After graduating from Nottingham Trent University, Amy Carter felt ready to pursue a career in the knitwear industry. Armed with the technical skills, creativity and passion, Amy landed a position British Knitwear brand John Smedley. Responsible for heading up designer collaborations and showcasing these at international fashion weeks, Amy has exploded onto the knitwear scene. 

We caught up with the designer to hear more about the differing challenges that you approach in education and the work place, why graduation was exhilarating and why you should make the most of the freedom.  

Which university did you attend, and what is the most valuable thing that you learnt there?

I attended Nottingham Trent University where I studied the Fashion Knitwear Design & Knitted Textiles course. The most valuable thing I learnt was the process of producing a knitted garment; from designing the garment & fabric to the final manufacture. By creating your own collection you really learn about every aspect of the design process which has given me a better understanding of production within the industry.       

Graduate Fashion Week provides a platform for emerging fashion graduates to showcase their work regardless of the specific discipline. Which area of the industry have you chosen to pursue, and what informed this choice?
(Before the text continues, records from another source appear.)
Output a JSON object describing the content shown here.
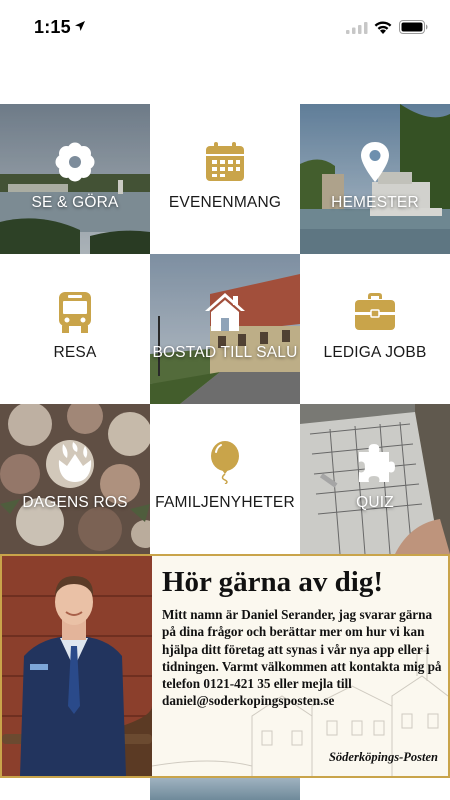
{
  "status_bar": {
    "time": "1:15"
  },
  "grid": {
    "tiles": [
      {
        "label": "SE & GÖRA",
        "icon": "flower-icon",
        "style": "photo"
      },
      {
        "label": "EVENENMANG",
        "icon": "calendar-icon",
        "style": "white"
      },
      {
        "label": "HEMESTER",
        "icon": "map-pin-icon",
        "style": "photo"
      },
      {
        "label": "RESA",
        "icon": "bus-icon",
        "style": "white"
      },
      {
        "label": "BOSTAD TILL SALU",
        "icon": "house-icon",
        "style": "photo"
      },
      {
        "label": "LEDIGA JOBB",
        "icon": "briefcase-icon",
        "style": "white"
      },
      {
        "label": "DAGENS ROS",
        "icon": "rose-icon",
        "style": "photo"
      },
      {
        "label": "FAMILJENYHETER",
        "icon": "balloon-icon",
        "style": "white"
      },
      {
        "label": "QUIZ",
        "icon": "puzzle-icon",
        "style": "photo"
      }
    ]
  },
  "banner": {
    "heading": "Hör gärna av dig!",
    "body": "Mitt namn är Daniel Serander, jag svarar gärna på dina frågor och berättar mer om hur vi kan hjälpa ditt företag att synas i vår nya app eller i tidningen. Varmt välkommen att kontakta mig på telefon 0121-421 35 eller mejla till daniel@soderkopingsposten.se",
    "brand": "Söderköpings-Posten"
  },
  "colors": {
    "accent_gold": "#c9a44a",
    "label_dark": "#1a1a1a",
    "banner_bg": "#fbf8ef"
  }
}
As I specialised in Knitwear Design at university, I am currently working within the knitwear industry. As it is a very specific area to train in, the skills I have learnt and developed at university have given me the knowledge and confidence to pursue a career in knitwear.     

Tell us a bit more about your career journey since showing at Graduate Fashion Week.

Since showing at Graduate Fashion Week I have started working for the British knitwear brand John Smedley. I work on the specials projects for the brand – collaborating with up and coming designers in the fashion industry to produce knitted garments which are then shown at fashion shows around the world. This collaboration with the brand gives the designers the opportunity to work with a well known, quality British manufacturer and produce designs which are very different from the existing John Smedley range. It’s great to see the success & press the designers receive that may not have been achievable without the support of the John Smedley collaborations.      

How have you found life in the industry?

As I carried out a placement year during my time at university I had gained an idea of life within the fashion industry. This prepared me for what to expect once I graduated and allowed an easier transition between university and life within the industry. It is a big change from university life, as you are creating garments for specific market ranges with limitations that you may not come across at university level, for example price of manufacture, machinery capacity and design restrictions. It has taken time to adjust however I love working within the fashion knitwear industry and I am still developing and learning new skills which I hope to do throughout my career.      

Do you explore any political, social or historical notions through your work? If so, what messages do you hope to convey?

I didn’t personally explore any of these notions through my work however I do feel like it is important to explore these areas and send messages through the use of fashion.   

Where are you hoping to be in five years time?

This is always a difficult question to answer, as a graduate you have spent most of your life in education with each year planned out with graduation becoming the final milestone. I would like to learn as much as possible within the next 5 years, I think it’s really important to keep up to date with current trends and what is happening within the industry. Without sounding cliché see where that takes me, as scary as it is coming out of education it’s also very exciting as you have the freedom to do anything you wish. 


Many say that the industry is undergoing a huge change, with sustainability, diversity and responsibility becoming huge themes. Do you have any opinions on these movements?

I am lucky enough to work within a company that has strong values on these areas. Sustainability within the fashion industry is very important with fast fashion creating tons of fabric waste a year; creating quality garments that last reduces the need to constantly buy new. I think consumers are also becoming aware of these issues within fashion and adapting there buying habits.

Lastly, to any students that are reading this in admiration of your career-what advice would you give to the students hoping to showcase this year?

Just experiment as much as you can, this could be the last chance you get to create a collection that is solely based on your own research and ideas. If something doesn’t work out how you first intended then it’s not the end of the world – it could generate an idea that you would have never have considered when you started out. Also enjoy it as much as possible, even if you aren’t selected to showcase at GFW you will have learnt so much about how far you can push yourself and your ideas.